Tanto é verdade, que o próprio presidente colombiano, Juan Manuel Santos – amante declarado de cinema -, concordou em contribuir para a produção com US$ 2 milhões para que a Netflix pudesse filmar no país.

A série usará como base os relatos de Steve Murphy e Javier Peña, ex-agentes do Escritório Antidrogas dos Estados Unidos (DEA), que hoje estão aposentados. Os dois foram encarregados de acabar com o reinado de Escobar.

E parece que a história de Escobar voltou a atrair atenção no mundo da produção audiovisual. Além da série da Netflix, no ano passado Benicio del Toro protagonizou o filme “Escobar: Paradise Lost” e há, pelo menos, outros dois filmes sobre o “Rei da cocaína” em fase de produção.

Considerando a imagem negativa que ainda existe sobre a Colômbia em razão dos feitos de Escobar, no ano passado os executivos da empresa americana e Padilha viajaram para Bogotá e se reuniram com Santos antes do início das filmagens. E o presidente, cuja família foi responsável por levar a rede de cinemas Cinemark para a Colômbia, ficou muito entusiasmado com o projeto, diz Claudia Triana, chefe da agência
Proimágenes promoção de filmes, que recebe dinheiro estatal.

A única coisa que Santos pediu a Padilha foi que não criasse uma imagem romântica de Escobar, um criminoso que se apresentava como um Robin Hood da Colômbia, apesar de ordenar milhares de assassinatos, de candidatos presidenciais aos passageiros de um avião comercial, no qual ordenou que fosse colocada uma bomba.

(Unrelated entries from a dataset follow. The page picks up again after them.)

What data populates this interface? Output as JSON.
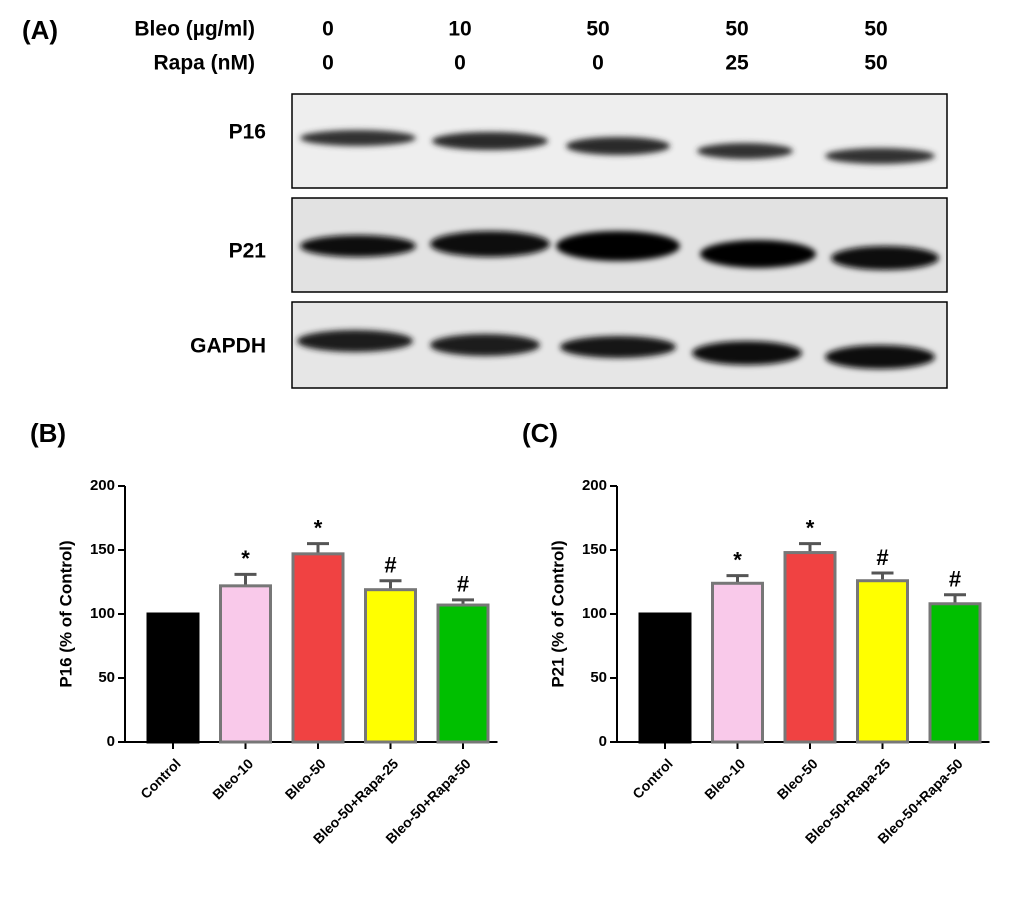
{
  "panel_a": {
    "label": "(A)",
    "rows": [
      {
        "label": "Bleo (µg/ml)",
        "values": [
          0,
          10,
          50,
          50,
          50
        ]
      },
      {
        "label": "Rapa (nM)",
        "values": [
          0,
          0,
          0,
          25,
          50
        ]
      }
    ],
    "bands": [
      "P16",
      "P21",
      "GAPDH"
    ]
  },
  "chart_data": [
    {
      "type": "bar",
      "panel_label": "(B)",
      "ylabel": "P16 (% of Control)",
      "categories": [
        "Control",
        "Bleo-10",
        "Bleo-50",
        "Bleo-50+Rapa-25",
        "Bleo-50+Rapa-50"
      ],
      "values": [
        100,
        122,
        147,
        119,
        107
      ],
      "errors": [
        null,
        9,
        8,
        7,
        4
      ],
      "annotations": [
        null,
        "*",
        "*",
        "#",
        "#"
      ],
      "colors": [
        "#000000",
        "#f9c9ea",
        "#f04242",
        "#ffff00",
        "#00bf00"
      ],
      "ylim": [
        0,
        200
      ],
      "yticks": [
        0,
        50,
        100,
        150,
        200
      ]
    },
    {
      "type": "bar",
      "panel_label": "(C)",
      "ylabel": "P21 (% of Control)",
      "categories": [
        "Control",
        "Bleo-10",
        "Bleo-50",
        "Bleo-50+Rapa-25",
        "Bleo-50+Rapa-50"
      ],
      "values": [
        100,
        124,
        148,
        126,
        108
      ],
      "errors": [
        null,
        6,
        7,
        6,
        7
      ],
      "annotations": [
        null,
        "*",
        "*",
        "#",
        "#"
      ],
      "colors": [
        "#000000",
        "#f9c9ea",
        "#f04242",
        "#ffff00",
        "#00bf00"
      ],
      "ylim": [
        0,
        200
      ],
      "yticks": [
        0,
        50,
        100,
        150,
        200
      ]
    }
  ]
}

Com ajuda da produtora local Dynamo, a Netflix obteve acesso ao subsídio de uma iniciativa do governo Santos criada em 2013 para promover a Colômbia como melhor lugar para rodar filmes na América do Sul. A iniciativa prevê que o governo pague até 40% dos custo a produtores estrangeiros que contratem equipe técnica local e gastem ao menos US$ 600 mil no país.

Críticas. Nem todos gostaram dos rumos escolhidos pela Netflix para retratar a vida de Pablo Escobar. O filho do narcotraficante, que mudou seu nome para Sebastián Marroquín e mudou-se para a Argentina depois da morte do pai, questiona, por exemplo, até que ponto a realidade será retrata pela série.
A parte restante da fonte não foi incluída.